Category:  Street Corner Soapbox
Wednesday, July 11th, 2012 at 5:00 AM
Street Corner Soapbox: Stand Your Ground by Jay Stevens
A. Conaway

In the wake of the Trayvon Martin shooting, a number of people have taken a closer look at Florida’s “Stand Your Ground” law, which was used by Martin’s shooter, George Zimmerman, to initially evade prosecution.

You remember the Martin shooting. George Zimmerman, an overzealous neighborhood watch coordinator, stalked 17-year-old Trayvon Martin who was walking through Zimmerman’s Sanford, Fla., neighborhood on a trip to the convenience store. The two clashed, and Zimmerman shot and killed Martin. Zimmerman claimed he shot Martin in self-defense, and he evaded prosecution under the state’s self-defense law.

The law, of course, is an extension of the Castle Doctrine, which allows you to use deadly force in your home against perceived violent threats. The Stand Your Ground law extends that right to any place where you’re legally allowed to be. That is, in the public – whether it’s a park, the sidewalk, or your local neighborhood Dairy Queen. The problem with the law — as in the Martin shooting — is that in violent confrontations the last man standing can claim self-defense, essentially allowing people to get away with murder.

The Tampa Bay Times published an investigative report into how the Stand Your Ground law has been applied in Florida, profiling every case in which the law was evoked, and which seems to support that serious flaws in the law exist.

“[The law] is being used in ways never imagined,” found the Times, “to free gang members involved in shootouts, drug dealers beefing with clients, and people who shot their victims in the back.” While the Times found numerous cases that were true self-defense — a woman being choked by her tenant, for example — the newspaper also found very questionable outcomes.
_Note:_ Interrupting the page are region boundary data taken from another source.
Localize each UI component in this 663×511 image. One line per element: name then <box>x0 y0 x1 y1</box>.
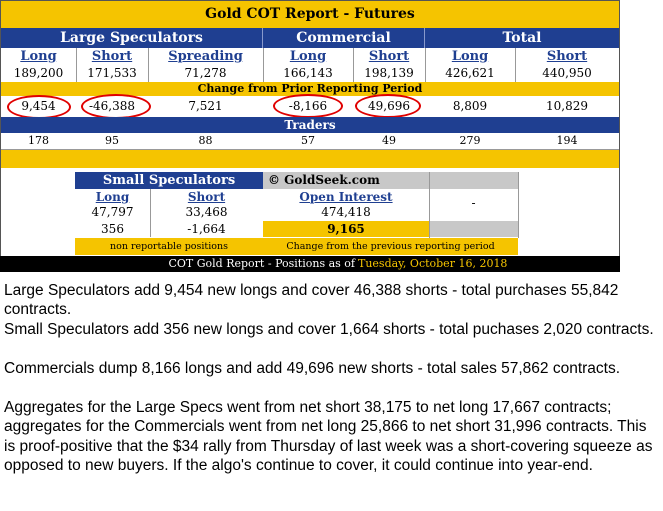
change-title: Change from Prior Reporting Period <box>1 82 619 96</box>
open-interest-change-bg <box>263 221 429 237</box>
position-value: 71,278 <box>184 66 227 80</box>
highlight-oval <box>355 94 421 118</box>
open-interest-label: Open Interest <box>299 190 393 204</box>
traders-value: 88 <box>198 134 213 147</box>
divider <box>150 189 151 237</box>
report-title: Gold COT Report - Futures <box>1 1 619 28</box>
change-value: 8,809 <box>452 99 488 113</box>
grey-block <box>429 172 518 189</box>
col-header: Short <box>546 49 588 64</box>
footer-bar <box>0 256 620 272</box>
position-value: 171,533 <box>87 66 137 80</box>
col-header: Long <box>20 49 57 64</box>
watermark-bg <box>263 172 429 189</box>
small-short-change: -1,664 <box>187 222 226 236</box>
small-short-value: 33,468 <box>185 205 228 219</box>
col-header: Long <box>289 49 327 64</box>
group-large-speculators: Large Speculators <box>1 28 263 48</box>
footer-date: Tuesday, October 16, 2018 <box>358 257 508 270</box>
group-total: Total <box>502 30 542 46</box>
position-value: 426,621 <box>445 66 495 80</box>
small-long-value: 47,797 <box>91 205 134 219</box>
position-value: 166,143 <box>283 66 333 80</box>
small-spec-note: non reportable positions <box>75 238 263 255</box>
divider <box>1 149 619 150</box>
change-value: 10,829 <box>546 99 588 113</box>
divider <box>148 48 149 82</box>
traders-value: 95 <box>105 134 119 147</box>
group-header-bar <box>1 28 619 48</box>
divider <box>429 172 430 238</box>
spacer-bar <box>1 150 619 168</box>
position-value: 198,139 <box>364 66 414 80</box>
change-value: 7,521 <box>188 99 223 113</box>
divider <box>515 48 516 82</box>
col-header: Short <box>368 49 410 64</box>
traders-title: Traders <box>1 117 619 133</box>
group-commercial: Commercial <box>263 28 425 48</box>
divider <box>425 48 426 82</box>
col-header: Short <box>91 49 133 64</box>
position-value: 189,200 <box>13 66 64 80</box>
open-interest-note: Change from the previous reporting perio… <box>263 238 518 255</box>
highlight-oval <box>81 94 151 119</box>
traders-value: 279 <box>459 134 481 147</box>
small-long-label: Long <box>95 190 130 204</box>
small-long-change: 356 <box>101 222 124 236</box>
traders-value: 178 <box>28 134 49 147</box>
small-spec-title: Small Speculators <box>75 172 263 189</box>
commentary-paragraph: Large Speculators add 9,454 new longs an… <box>4 282 619 319</box>
commentary-paragraph: Aggregates for the Large Specs went from… <box>4 399 653 474</box>
col-header: Spreading <box>168 49 243 64</box>
divider <box>76 48 77 82</box>
traders-value: 194 <box>556 134 578 147</box>
grey-block <box>429 221 518 237</box>
position-value: 440,950 <box>542 66 592 80</box>
commentary-paragraph: Small Speculators add 356 new longs and … <box>4 321 654 338</box>
small-short-label: Short <box>187 190 226 204</box>
open-interest-value: 474,418 <box>321 205 371 219</box>
open-interest-change: 9,165 <box>327 222 365 236</box>
highlight-oval <box>273 94 343 118</box>
divider <box>518 172 519 238</box>
divider <box>263 48 264 82</box>
highlight-oval <box>7 95 71 119</box>
footer-label: COT Gold Report - Positions as of <box>168 257 355 270</box>
dash-value: - <box>471 196 476 210</box>
col-header: Long <box>451 49 489 64</box>
goldseek-watermark: © GoldSeek.com <box>268 173 380 187</box>
divider <box>353 48 354 82</box>
commentary-paragraph: Commercials dump 8,166 longs and add 49,… <box>4 360 621 377</box>
cot-report-table: Gold COT Report - Futures Large Speculat… <box>0 0 620 272</box>
traders-value: 49 <box>382 134 396 147</box>
traders-value: 57 <box>301 134 315 147</box>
In a third of cases in which the defendant went free under Stand Your Ground, the defendant, “initiated the fight, shot an unarmed person, or pursued their victim.” The Times also found that the race of the victim seemed to influence the outcome of the case. “Seventy-three percent of those who killed a black person faced no penalty,” wrote the Times, “compared to 59 percent of those who killed a white.”

In the Martin case, for example, we don’t know exactly the events that took place that led to the boy’s death. Zimmerman claims Martin attacked him, and that may be true. But what’s inarguable – gleaned from Zimmerman’s own statements – is that the neighborhood watch coordinator provoked the incident.

The paper’s investigation essentially concluded that the law is being applied erratically and illogically and in ways (one hopes) that its original proponents never foresaw.

A National Bureau of Economics Report [http://www.nber.org/papers/w18134] came to an even grimmer conclusion: Florida’s law has led to more killings, by as much as 7 to 9 percent. “This could represent either increased use of lethal force in self-defense situations, or the escalation of violence in otherwise non-lethal situations,” wrote the authors Cheng Cheng and Mark Hoekstra. “Regardless, the results indicate that a primary consequence of strengthening self-defense law is increased homicide.”

Here’s the thing: these conclusions shouldn’t prod just Florida authorities into taking a closer look at the law. These are warning flags for any state with a Stand Your Ground law. Like, say, Pennsylvania, which passed its version of the law in June 2011.